We quickly diagnosed her with endocarditis and followed the blood cultures closely. I saw her twice a day, with a shorter pre-rounding visit in the morning and again for a longer visit in the afternoon. As a medical student carrying only 2-3 patients (a luxury), we chatted about many topics outside of medicine and I got to know her as a person rather than as the patient with endocarditis. We talked about her cats, my apartment hunting, and everything in between. I even met her family when they visited. At one point, she told me that she had waited to talk to me about a noisy infusion pump because she “knew I would actually do something about it”. I felt like a doctor that day.
On the day of her heart surgery, I anxiously checked her chart all day for any updates. When I saw a brief post-operative note, I breathed a sigh of relief. Everything had gone well. I went home that night with a weight lifted off my shoulders.
The next morning, I looked in her chart again to find her new room number. She had switched off of our team, but I hoped to visit her later that day. However, when I read the final post-operative note, my heart sank and my stomach twisted into a knot. As they were preparing to leave the operating room, her blood pressure dropped and they were unable to get it back. She died without ever waking up from the surgery. As I read the matter-of-fact details in the note, I pictured the entire scene in my head, and thought of her family members anxiously awaiting news in the waiting room. My heart broke for them.

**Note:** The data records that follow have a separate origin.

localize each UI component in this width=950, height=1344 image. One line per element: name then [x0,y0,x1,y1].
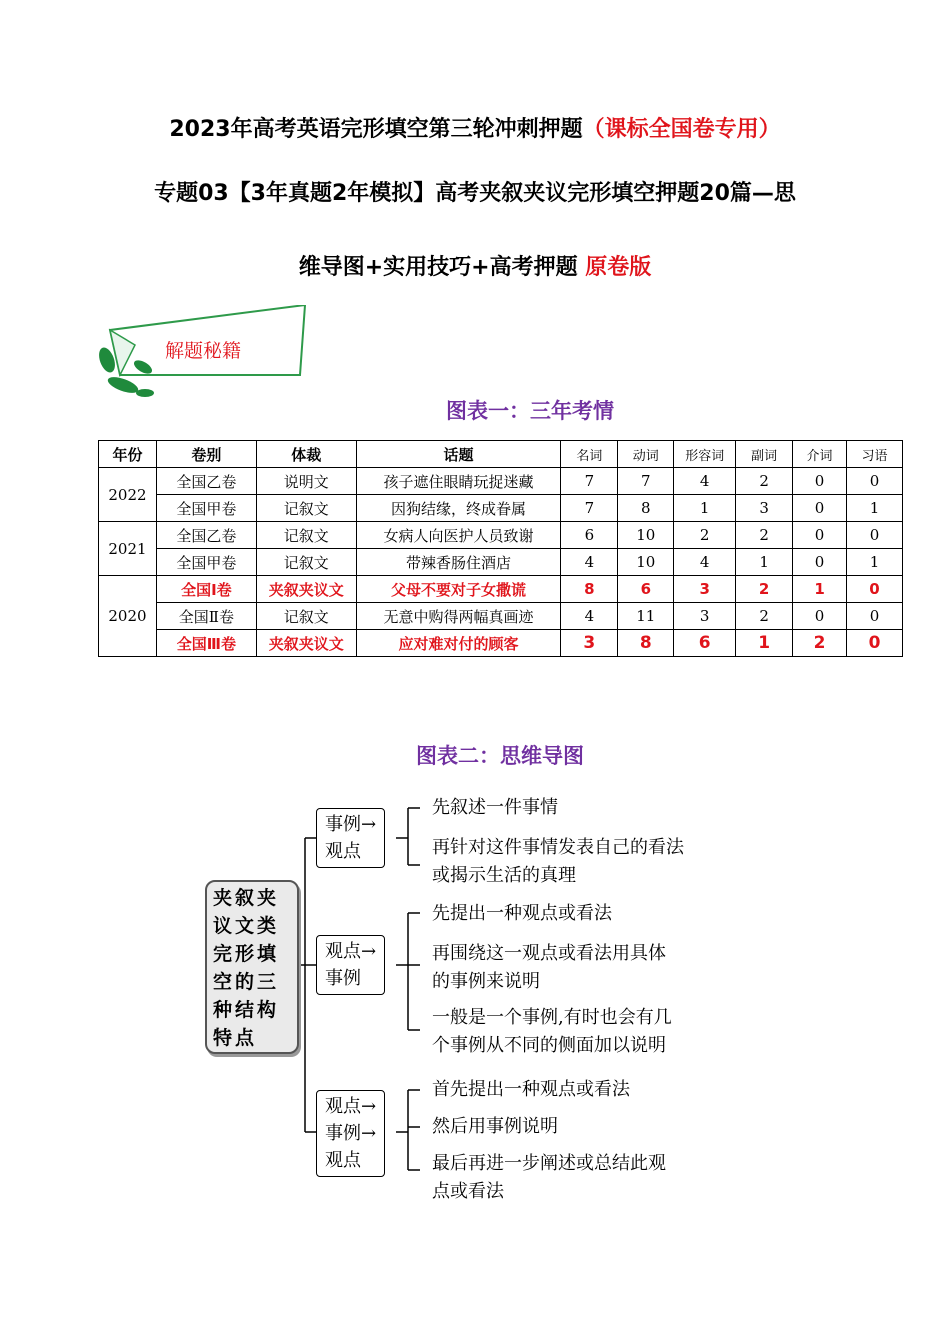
num-cell: 4 [561,603,618,630]
genre-cell: 说明文 [256,468,356,495]
topic-cell: 女病人向医护人员致谢 [356,522,561,549]
branch-3-item-2: 然后用事例说明 [432,1116,558,1137]
doc-title-main: 2023年高考英语完形填空第三轮冲刺押题 [169,117,583,142]
num-cell: 3 [674,576,736,603]
genre-cell: 记叙文 [256,522,356,549]
header-cell: 习语 [847,441,903,468]
num-cell: 0 [793,549,847,576]
num-cell: 7 [561,495,618,522]
mindmap-root-text: 夹叙夹议文类完形填空的三种结构特点 [213,887,280,1049]
paper-cell: 全国甲卷 [156,495,256,522]
topic-cell: 孩子遮住眼睛玩捉迷藏 [356,468,561,495]
num-cell: 1 [674,495,736,522]
branch-2-item-1: 先提出一种观点或看法 [432,903,612,924]
header-cell: 年份 [99,441,157,468]
branch-3-line-2: 事例→ [325,1123,377,1144]
paper-cell: 全国乙卷 [156,522,256,549]
num-cell: 2 [674,522,736,549]
num-cell: 10 [618,522,674,549]
header-cell: 卷别 [156,441,256,468]
year-cell: 2021 [99,522,157,576]
doc-title-3-red: 原卷版 [585,255,652,280]
header-cell: 名词 [561,441,618,468]
num-cell: 0 [847,603,903,630]
branch-1-line-2: 观点 [325,841,361,862]
num-cell: 1 [736,549,793,576]
header-cell: 体裁 [256,441,356,468]
num-cell: 3 [736,495,793,522]
num-cell: 11 [618,603,674,630]
header-cell: 动词 [618,441,674,468]
branch-3-line-3: 观点 [325,1150,361,1171]
chart1-title: 图表一：三年考情 [446,399,614,423]
paper-cell: 全国Ⅰ卷 [156,576,256,603]
num-cell: 1 [736,630,793,657]
branch-2-item-2-line-2: 的事例来说明 [432,971,540,992]
header-cell: 话题 [356,441,561,468]
branch-3-item-1: 首先提出一种观点或看法 [432,1079,630,1100]
num-cell: 8 [561,576,618,603]
num-cell: 4 [561,549,618,576]
num-cell: 7 [618,468,674,495]
doc-title-line-2: 专题03【3年真题2年模拟】高考夹叙夹议完形填空押题20篇—思 [154,181,796,206]
genre-cell: 夹叙夹议文 [256,576,356,603]
num-cell: 0 [847,576,903,603]
num-cell: 4 [674,468,736,495]
topic-cell: 因狗结缘，终成眷属 [356,495,561,522]
branch-3-item-3-line-1: 最后再进一步阐述或总结此观 [432,1153,666,1174]
num-cell: 2 [793,630,847,657]
branch-1-item-2-line-1: 再针对这件事情发表自己的看法 [432,837,684,858]
branch-3-line-1: 观点→ [325,1096,377,1117]
branch-2-line-2: 事例 [325,968,361,989]
branch-3-item-3-line-2: 点或看法 [432,1181,504,1202]
year-cell: 2022 [99,468,157,522]
num-cell: 2 [736,603,793,630]
banner-label: 解题秘籍 [165,340,242,362]
num-cell: 0 [793,603,847,630]
num-cell: 6 [674,630,736,657]
header-cell: 介词 [793,441,847,468]
num-cell: 0 [847,522,903,549]
num-cell: 1 [847,495,903,522]
num-cell: 7 [561,468,618,495]
num-cell: 1 [793,576,847,603]
num-cell: 6 [561,522,618,549]
branch-2-line-1: 观点→ [325,941,377,962]
num-cell: 3 [674,603,736,630]
topic-cell: 父母不要对子女撒谎 [356,576,561,603]
num-cell: 10 [618,549,674,576]
paper-cell: 全国乙卷 [156,468,256,495]
num-cell: 1 [847,549,903,576]
num-cell: 6 [618,576,674,603]
header-cell: 副词 [736,441,793,468]
mindmap-branch-1 [316,808,385,868]
num-cell: 0 [847,630,903,657]
num-cell: 0 [793,522,847,549]
num-cell: 8 [618,630,674,657]
num-cell: 2 [736,522,793,549]
genre-cell: 记叙文 [256,495,356,522]
num-cell: 0 [847,468,903,495]
branch-1-item-1: 先叙述一件事情 [432,797,558,818]
paper-cell: 全国Ⅲ卷 [156,630,256,657]
topic-cell: 应对难对付的顾客 [356,630,561,657]
num-cell: 4 [674,549,736,576]
branch-1-item-2-line-2: 或揭示生活的真理 [432,865,576,886]
num-cell: 0 [793,495,847,522]
branch-2-item-2-line-1: 再围绕这一观点或看法用具体 [432,943,666,964]
paper-cell: 全国甲卷 [156,549,256,576]
branch-2-item-3-line-2: 个事例从不同的侧面加以说明 [432,1035,666,1056]
num-cell: 2 [736,576,793,603]
year-cell: 2020 [99,576,157,657]
topic-cell: 无意中购得两幅真画迹 [356,603,561,630]
num-cell: 0 [793,468,847,495]
num-cell: 3 [561,630,618,657]
chart2-title: 图表二：思维导图 [416,744,584,768]
doc-title-3-main: 维导图+实用技巧+高考押题 [298,255,578,280]
genre-cell: 记叙文 [256,549,356,576]
doc-title-red: （课标全国卷专用） [582,117,781,142]
num-cell: 8 [618,495,674,522]
mindmap-branch-3 [316,1090,385,1177]
genre-cell: 记叙文 [256,603,356,630]
genre-cell: 夹叙夹议文 [256,630,356,657]
branch-2-item-3-line-1: 一般是一个事例,有时也会有几 [432,1007,672,1028]
header-cell: 形容词 [674,441,736,468]
paper-cell: 全国Ⅱ卷 [156,603,256,630]
branch-1-line-1: 事例→ [325,814,377,835]
topic-cell: 带辣香肠住酒店 [356,549,561,576]
mindmap-branch-2 [316,935,385,995]
num-cell: 2 [736,468,793,495]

That day, I had a hard time concentrating on my other patients. When asked about the complications of cirrhosis, I couldn’t think of a single one. We had done everything right, I thought. What else could we have done? I cried when I got home.
In the days afterward, I tried to come to terms with her death and what it meant to me. We had done everything right: the diagnostic workup, the consultations, the medications, and yet, it wasn’t enough in the end. I objectively knew before starting medical school that there would be situations in which, despite our best efforts, the outcome wouldn’t be a happy one. However, I wasn’t prepared to learn this lesson first-hand so early and so unexpectedly in my third year.

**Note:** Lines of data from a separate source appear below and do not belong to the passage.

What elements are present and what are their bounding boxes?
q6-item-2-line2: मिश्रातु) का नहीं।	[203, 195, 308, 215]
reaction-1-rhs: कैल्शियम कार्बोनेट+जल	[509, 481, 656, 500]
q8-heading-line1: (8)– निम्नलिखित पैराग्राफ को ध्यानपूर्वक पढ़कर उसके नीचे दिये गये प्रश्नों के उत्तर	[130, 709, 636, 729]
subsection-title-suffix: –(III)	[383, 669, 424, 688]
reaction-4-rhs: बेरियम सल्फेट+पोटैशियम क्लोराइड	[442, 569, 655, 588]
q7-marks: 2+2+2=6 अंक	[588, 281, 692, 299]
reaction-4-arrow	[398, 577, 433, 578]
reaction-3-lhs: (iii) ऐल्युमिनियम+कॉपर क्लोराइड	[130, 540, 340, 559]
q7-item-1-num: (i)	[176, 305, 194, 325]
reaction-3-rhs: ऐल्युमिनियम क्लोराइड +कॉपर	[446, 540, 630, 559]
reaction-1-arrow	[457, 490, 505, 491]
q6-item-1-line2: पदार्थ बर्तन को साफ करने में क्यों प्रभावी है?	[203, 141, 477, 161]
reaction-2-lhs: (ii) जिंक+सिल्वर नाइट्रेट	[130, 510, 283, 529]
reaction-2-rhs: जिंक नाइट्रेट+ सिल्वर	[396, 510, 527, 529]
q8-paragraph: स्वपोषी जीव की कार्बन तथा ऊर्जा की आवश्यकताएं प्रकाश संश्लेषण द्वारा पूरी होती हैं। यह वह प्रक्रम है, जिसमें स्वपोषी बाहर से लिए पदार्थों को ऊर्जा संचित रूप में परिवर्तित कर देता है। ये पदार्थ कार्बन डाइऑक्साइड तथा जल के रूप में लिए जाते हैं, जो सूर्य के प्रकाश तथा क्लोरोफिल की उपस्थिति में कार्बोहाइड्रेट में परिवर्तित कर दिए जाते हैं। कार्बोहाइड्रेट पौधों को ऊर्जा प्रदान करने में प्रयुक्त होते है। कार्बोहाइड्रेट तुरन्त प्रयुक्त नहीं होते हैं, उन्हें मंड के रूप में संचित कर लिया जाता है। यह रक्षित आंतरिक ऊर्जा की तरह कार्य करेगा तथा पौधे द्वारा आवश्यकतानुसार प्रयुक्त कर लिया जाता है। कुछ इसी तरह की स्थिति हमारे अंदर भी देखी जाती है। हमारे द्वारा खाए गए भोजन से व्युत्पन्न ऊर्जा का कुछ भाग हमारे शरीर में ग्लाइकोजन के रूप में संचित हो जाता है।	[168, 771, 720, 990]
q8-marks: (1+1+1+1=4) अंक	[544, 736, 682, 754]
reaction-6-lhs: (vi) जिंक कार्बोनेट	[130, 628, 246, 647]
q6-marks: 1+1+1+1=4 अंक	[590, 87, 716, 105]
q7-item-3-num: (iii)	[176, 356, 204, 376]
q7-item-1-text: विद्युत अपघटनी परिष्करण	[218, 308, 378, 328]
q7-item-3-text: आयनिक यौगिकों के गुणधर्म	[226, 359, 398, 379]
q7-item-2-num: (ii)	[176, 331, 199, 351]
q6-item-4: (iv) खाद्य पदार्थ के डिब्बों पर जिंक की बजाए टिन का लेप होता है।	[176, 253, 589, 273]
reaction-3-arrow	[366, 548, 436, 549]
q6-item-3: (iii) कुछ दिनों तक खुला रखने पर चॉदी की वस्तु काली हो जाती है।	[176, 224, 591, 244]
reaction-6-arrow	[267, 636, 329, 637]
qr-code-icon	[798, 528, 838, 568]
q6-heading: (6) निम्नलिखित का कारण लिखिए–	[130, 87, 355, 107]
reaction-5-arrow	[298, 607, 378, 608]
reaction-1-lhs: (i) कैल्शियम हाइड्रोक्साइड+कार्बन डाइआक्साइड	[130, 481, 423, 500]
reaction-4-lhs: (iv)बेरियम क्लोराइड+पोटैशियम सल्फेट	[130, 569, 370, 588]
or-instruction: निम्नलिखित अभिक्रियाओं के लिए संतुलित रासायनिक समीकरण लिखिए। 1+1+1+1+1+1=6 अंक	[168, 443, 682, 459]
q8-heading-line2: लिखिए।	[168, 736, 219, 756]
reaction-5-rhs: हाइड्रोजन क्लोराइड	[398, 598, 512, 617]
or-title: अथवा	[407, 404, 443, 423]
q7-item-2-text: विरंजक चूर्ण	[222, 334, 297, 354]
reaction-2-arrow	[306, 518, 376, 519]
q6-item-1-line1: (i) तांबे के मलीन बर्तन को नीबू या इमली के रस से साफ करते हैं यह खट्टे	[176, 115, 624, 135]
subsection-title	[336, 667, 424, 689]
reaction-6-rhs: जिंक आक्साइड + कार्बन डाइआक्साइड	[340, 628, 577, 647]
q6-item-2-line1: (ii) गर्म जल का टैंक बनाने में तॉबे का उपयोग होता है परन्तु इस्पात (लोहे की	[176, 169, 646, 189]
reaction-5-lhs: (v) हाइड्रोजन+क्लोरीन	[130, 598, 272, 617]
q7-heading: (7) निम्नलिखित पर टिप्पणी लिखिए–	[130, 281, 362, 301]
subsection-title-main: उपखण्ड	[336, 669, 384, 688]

I will be forever grateful that I got to play a small part in her care. In caring for her, I cared for myself. After spending countless hours studying, seemingly without end, during my first two years of medical school, I finally had the opportunity to experience how truly rewarding medicine can be. I am thankful to have experienced a relationship strong enough to make my heart ache as it did.
Talking with her every day reinforced why I wanted to go into medicine in the first place: to form meaningful relationships with patients. Medicine is about stories: the story of your patient’s symptoms, which you take and reconstruct into a different type of story to communicate to your colleagues and document in the medical record. Then there is the equally if not more important story of how the patient’s current symptoms fit into the larger story of their life. It is our responsibility as physicians to hear not only the first type of story, but also the second. I had the privilege of hearing a tiny portion of my patient’s life story every day, which over the two weeks I knew her, built itself into a substantial narrative that I will carry with me for the rest of my training and career.